Décédée à New York le 23 décembre 2021, à 87 ans, l’écrivaine native de Sacramento avait consacré à la question du deuil deux essais lumineux.
L’année de la pensée magique (2005, prix Médicis 2007), inspiré par la mort en 2003 de son époux, l’écrivain John Gregory Dunne, et Le bleu de la nuit (2011), rédigé après la disparition, à peine deux ans plus tard, de leur fille Quintana Roo. « Elle écrit comme si elle faisait un reportage sur le deuil », observe Chantal Thomas dans sa préface. « Et elle en connaît énormément sur le sujet. »
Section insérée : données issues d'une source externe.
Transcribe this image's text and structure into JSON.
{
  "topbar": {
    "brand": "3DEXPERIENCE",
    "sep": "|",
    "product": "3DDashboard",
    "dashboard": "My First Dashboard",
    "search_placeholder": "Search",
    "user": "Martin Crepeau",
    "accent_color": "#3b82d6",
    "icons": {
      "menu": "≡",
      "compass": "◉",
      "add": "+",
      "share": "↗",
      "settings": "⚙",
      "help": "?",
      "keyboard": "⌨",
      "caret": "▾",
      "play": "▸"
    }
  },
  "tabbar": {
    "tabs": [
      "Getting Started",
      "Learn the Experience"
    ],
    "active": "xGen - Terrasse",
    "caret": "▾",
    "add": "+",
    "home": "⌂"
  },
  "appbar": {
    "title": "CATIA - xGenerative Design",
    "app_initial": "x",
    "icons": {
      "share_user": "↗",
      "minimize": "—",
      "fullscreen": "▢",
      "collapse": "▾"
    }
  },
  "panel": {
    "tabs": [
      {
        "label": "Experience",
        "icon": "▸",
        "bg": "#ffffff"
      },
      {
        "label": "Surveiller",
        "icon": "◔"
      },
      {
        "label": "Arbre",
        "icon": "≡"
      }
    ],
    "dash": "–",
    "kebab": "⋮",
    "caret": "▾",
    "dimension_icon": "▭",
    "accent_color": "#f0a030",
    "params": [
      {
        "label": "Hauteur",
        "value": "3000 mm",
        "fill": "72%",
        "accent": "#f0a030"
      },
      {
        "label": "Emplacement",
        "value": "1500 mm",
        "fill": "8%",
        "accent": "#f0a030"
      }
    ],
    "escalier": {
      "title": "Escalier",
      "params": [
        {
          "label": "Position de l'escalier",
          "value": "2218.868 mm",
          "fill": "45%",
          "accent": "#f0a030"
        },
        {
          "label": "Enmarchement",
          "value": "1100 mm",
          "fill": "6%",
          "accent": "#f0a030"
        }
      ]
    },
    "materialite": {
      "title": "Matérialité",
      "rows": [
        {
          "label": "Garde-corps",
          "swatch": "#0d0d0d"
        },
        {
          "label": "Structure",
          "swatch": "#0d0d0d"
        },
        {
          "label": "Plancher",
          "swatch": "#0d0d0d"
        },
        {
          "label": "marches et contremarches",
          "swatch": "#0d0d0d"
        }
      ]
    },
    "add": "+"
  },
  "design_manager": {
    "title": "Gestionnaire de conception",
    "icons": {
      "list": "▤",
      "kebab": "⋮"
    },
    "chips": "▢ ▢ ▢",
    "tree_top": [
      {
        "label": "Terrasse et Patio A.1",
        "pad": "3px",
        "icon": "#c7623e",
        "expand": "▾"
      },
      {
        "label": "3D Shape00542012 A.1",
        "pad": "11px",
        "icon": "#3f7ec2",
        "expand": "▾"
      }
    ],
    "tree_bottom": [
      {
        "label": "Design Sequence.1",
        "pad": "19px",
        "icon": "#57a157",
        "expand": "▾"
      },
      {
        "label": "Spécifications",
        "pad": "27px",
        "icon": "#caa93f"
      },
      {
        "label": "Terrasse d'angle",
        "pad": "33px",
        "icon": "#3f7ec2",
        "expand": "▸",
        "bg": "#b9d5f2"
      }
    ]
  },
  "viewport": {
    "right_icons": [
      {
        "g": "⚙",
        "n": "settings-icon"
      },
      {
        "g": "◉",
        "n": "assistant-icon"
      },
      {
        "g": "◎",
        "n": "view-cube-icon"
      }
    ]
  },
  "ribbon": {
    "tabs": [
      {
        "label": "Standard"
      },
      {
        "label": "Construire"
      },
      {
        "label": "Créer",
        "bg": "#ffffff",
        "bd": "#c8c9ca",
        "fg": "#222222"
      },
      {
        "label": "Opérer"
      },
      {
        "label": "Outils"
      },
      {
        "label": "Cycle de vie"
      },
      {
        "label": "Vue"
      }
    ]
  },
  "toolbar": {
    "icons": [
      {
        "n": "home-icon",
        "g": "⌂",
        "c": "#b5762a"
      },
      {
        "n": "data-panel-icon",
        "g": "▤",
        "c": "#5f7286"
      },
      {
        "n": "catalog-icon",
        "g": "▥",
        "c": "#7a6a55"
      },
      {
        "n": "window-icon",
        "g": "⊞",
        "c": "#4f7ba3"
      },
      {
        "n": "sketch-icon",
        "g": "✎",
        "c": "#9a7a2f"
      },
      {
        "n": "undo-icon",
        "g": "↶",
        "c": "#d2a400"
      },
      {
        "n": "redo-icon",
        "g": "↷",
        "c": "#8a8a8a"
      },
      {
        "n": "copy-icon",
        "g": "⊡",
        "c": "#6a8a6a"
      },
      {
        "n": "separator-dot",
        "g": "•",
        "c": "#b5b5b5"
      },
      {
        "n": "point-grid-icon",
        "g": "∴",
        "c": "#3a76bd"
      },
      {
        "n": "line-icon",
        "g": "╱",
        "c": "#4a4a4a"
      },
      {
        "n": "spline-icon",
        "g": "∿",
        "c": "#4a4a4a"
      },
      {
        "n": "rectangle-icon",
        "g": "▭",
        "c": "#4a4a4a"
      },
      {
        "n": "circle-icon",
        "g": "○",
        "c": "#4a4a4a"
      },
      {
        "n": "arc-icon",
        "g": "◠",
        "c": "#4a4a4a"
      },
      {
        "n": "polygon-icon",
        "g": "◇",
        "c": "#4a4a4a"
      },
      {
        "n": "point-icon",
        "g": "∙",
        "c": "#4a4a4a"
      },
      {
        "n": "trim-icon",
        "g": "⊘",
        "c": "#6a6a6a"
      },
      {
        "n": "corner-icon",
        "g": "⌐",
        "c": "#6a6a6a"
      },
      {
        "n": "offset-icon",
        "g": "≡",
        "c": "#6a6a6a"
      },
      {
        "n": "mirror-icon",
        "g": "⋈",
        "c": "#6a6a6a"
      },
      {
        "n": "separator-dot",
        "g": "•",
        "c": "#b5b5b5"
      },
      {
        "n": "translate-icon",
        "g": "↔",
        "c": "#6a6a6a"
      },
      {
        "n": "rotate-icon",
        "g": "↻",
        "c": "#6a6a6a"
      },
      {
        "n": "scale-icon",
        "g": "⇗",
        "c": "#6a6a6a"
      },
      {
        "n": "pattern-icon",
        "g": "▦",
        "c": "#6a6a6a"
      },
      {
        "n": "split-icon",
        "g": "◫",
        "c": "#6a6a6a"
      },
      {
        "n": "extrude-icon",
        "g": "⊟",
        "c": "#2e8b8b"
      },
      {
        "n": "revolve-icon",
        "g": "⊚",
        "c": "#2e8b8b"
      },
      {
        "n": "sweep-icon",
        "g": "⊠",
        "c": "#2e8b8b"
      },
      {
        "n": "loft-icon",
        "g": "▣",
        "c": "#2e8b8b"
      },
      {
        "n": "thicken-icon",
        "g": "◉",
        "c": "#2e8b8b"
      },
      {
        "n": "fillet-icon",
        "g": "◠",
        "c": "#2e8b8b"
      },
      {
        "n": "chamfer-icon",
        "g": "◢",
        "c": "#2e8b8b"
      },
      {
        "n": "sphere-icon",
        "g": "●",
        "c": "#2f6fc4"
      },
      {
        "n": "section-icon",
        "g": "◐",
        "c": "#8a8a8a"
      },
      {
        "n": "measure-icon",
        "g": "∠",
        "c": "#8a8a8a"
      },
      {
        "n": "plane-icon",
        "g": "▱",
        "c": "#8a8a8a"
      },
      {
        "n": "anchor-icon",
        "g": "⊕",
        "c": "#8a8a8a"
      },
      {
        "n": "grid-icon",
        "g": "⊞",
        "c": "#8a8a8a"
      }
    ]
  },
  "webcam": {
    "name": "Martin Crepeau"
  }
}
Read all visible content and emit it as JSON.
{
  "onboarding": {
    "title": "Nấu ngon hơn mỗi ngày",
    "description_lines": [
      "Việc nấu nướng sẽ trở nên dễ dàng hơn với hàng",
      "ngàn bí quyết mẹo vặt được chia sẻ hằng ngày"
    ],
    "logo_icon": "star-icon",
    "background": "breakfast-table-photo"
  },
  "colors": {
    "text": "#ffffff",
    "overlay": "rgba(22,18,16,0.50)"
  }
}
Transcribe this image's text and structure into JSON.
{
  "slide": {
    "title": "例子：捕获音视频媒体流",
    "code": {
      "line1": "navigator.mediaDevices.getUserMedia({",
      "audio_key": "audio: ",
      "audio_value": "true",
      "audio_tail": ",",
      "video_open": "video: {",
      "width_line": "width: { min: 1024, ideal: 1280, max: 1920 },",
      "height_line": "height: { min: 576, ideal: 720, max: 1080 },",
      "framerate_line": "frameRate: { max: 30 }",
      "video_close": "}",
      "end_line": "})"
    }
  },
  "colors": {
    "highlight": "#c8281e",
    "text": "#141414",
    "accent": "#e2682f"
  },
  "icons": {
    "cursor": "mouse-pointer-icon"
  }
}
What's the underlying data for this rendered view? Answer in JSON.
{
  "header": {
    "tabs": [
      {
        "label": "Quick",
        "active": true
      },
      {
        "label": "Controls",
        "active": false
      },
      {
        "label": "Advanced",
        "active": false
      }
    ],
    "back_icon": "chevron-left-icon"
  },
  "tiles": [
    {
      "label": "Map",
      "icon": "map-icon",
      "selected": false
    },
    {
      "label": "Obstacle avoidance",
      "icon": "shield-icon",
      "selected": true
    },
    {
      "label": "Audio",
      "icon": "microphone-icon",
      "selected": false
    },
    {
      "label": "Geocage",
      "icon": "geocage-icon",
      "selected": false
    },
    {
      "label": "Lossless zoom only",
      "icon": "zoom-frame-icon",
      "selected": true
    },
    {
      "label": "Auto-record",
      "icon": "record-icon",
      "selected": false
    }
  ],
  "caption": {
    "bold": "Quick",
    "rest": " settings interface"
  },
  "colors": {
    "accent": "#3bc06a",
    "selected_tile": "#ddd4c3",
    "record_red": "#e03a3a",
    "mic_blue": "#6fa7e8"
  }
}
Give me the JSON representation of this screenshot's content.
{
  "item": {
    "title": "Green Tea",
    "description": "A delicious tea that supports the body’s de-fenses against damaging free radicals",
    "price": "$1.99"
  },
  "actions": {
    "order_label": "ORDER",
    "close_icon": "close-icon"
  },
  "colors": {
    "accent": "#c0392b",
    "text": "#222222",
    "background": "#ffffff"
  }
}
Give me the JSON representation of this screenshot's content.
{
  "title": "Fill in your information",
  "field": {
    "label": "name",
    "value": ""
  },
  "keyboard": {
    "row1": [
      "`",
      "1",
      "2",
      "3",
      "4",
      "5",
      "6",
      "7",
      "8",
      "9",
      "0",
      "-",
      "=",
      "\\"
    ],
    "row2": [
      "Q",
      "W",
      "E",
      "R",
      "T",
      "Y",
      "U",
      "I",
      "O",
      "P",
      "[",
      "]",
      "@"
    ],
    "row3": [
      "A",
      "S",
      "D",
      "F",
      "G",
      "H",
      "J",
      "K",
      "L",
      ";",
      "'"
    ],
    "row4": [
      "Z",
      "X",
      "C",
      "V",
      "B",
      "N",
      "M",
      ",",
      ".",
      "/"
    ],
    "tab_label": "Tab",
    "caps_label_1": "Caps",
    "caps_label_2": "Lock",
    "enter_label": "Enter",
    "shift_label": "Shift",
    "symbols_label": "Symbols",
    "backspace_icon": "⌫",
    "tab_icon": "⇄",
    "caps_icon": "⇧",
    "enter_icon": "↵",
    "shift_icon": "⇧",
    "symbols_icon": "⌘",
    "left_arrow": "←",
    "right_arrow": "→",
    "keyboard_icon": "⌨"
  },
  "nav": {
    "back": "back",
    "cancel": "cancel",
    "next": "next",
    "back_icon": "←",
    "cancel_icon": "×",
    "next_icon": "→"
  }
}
Le deuil est désormais tourné vers elle (aux États-Unis, la romancière et journaliste a le statut d’icône). Pour tout vous dire propose une sorte de condensé du style de Didion. Le propos y est resserré (elle n’emploie aucun mot superflu), une grande attention est accordée aux détails significatifs et, à la différence d’un Norman Mailer ou d’un Hunter S. Thompson, eux aussi issus du nouveau journalisme des années 1960, la subjectivité de l’auteure ne se fait jamais envahissante. L’ouvrage rassemble douze chroniques qui paraissent pour la première fois en français. Les six premières ont d’abord paru dans le Saturday Evening Post en 1968. Les six suivantes ont été publiées dans différents livres ou magazines entre 1976 et 2000. Du programme des Joueurs Anonymes à des photographies de femmes célèbres, d’une visite à Hearst Castle – le château que s’était fait construire à San Simeon le magnat de la presse William Randolph Hearst – à une rencontre avec Nancy Reagan à l’époque où son mari était gouverneur de Californie, ces textes abordent toutes sortes de sujets, avec une appréciable liberté de ton et un heureux sens de la formule. Les meilleurs traitent d’un aspect ou l’autre de l’écriture (« Pourquoi j’écris », « Raconter des histoires »). L’auteure s’y montre marquée par sa lecture de Hemingway. Pour tout vous dire permet d’apprécier à la fois la sincérité de Didion (la presse underground lui avait révélé l’importance de s’adresser directement au lecteur, de lui parler comme à un ami) et sa clairvoyance, comme dans son analyse du phénomène Martha Stewart, quelques années avant les démêlés de cette dernière avec la justice américaine.